For safety reasons, always use auto unless a manual split is provided and auto is forced off. If auto is forced off and a manual split isn't provided, a manual split will be attempted. Signed-off-by: kingbri <bdashore3@proton.me>
2026-04-24 16:29:18 +00:00 · 2024-02-17 00:21:48 -05:00
parent ea00a6bd45
commit aa34b2e5fd
1 changed files with 16 additions and 13 deletions
--- a/backends/exllamav2/model.py
+++ b/backends/exllamav2/model.py
@@ -108,21 +108,24 @@ class ExllamaV2Container:

        # Turn off GPU split if the user is using 1 GPU
        gpu_count = torch.cuda.device_count()
-        if gpu_count > 1:
-            gpu_split = kwargs.get("gpu_split")
+        gpu_split_auto = unwrap(kwargs.get("gpu_split_auto"), True)
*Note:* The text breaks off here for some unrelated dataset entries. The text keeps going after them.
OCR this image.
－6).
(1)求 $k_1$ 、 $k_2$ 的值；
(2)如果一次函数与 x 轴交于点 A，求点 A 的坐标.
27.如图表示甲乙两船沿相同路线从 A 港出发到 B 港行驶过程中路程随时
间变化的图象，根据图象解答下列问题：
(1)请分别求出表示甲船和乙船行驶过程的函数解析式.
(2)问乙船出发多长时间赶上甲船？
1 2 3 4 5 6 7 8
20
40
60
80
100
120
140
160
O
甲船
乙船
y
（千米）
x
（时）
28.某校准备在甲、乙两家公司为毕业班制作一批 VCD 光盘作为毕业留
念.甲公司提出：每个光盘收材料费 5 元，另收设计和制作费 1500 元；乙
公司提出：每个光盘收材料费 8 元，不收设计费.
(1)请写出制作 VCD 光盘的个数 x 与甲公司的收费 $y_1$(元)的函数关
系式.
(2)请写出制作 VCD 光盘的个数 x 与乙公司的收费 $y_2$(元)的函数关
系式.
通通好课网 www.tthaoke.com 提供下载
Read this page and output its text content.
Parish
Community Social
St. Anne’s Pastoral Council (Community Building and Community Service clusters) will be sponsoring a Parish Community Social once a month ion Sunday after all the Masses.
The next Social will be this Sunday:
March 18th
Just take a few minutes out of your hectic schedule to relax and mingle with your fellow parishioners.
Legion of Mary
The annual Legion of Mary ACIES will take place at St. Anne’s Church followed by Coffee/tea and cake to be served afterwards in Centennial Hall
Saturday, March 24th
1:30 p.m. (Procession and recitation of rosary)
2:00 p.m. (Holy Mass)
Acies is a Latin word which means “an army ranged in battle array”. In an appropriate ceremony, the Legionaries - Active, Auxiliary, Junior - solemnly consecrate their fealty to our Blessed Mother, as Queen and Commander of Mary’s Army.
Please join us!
-            if gpu_split:
-                self.gpu_split = gpu_split
-            else:
-                # Auto GPU split parameters
-                self.gpu_split_auto = unwrap(kwargs.get("gpu_split_auto"), True)
-                autosplit_reserve_megabytes = unwrap(
-                    kwargs.get("autosplit_reserve"), [96]
-                )
-                self.autosplit_reserve = list(
-                    map(lambda value: value * 1024**2, autosplit_reserve_megabytes)
-                )
+        if gpu_count > 1 and gpu_split_auto:
+            # Auto GPU split parameters
+            self.gpu_split_auto = gpu_split_auto
+
+            autosplit_reserve_megabytes = unwrap(
+                kwargs.get("autosplit_reserve"), [96]
+            )
+            self.autosplit_reserve = list(
+                map(lambda value: value * 1024**2, autosplit_reserve_megabytes)
+            )
+        elif gpu_count > 1:
+            # Manual GPU split
+            self.gpu_split = kwargs.get("gpu_split")
+            self.gpu_split_auto = False
        else:
+            # One GPU setup
            self.gpu_split_auto = False
            logger.info("Disabling GPU split because one GPU is in use.")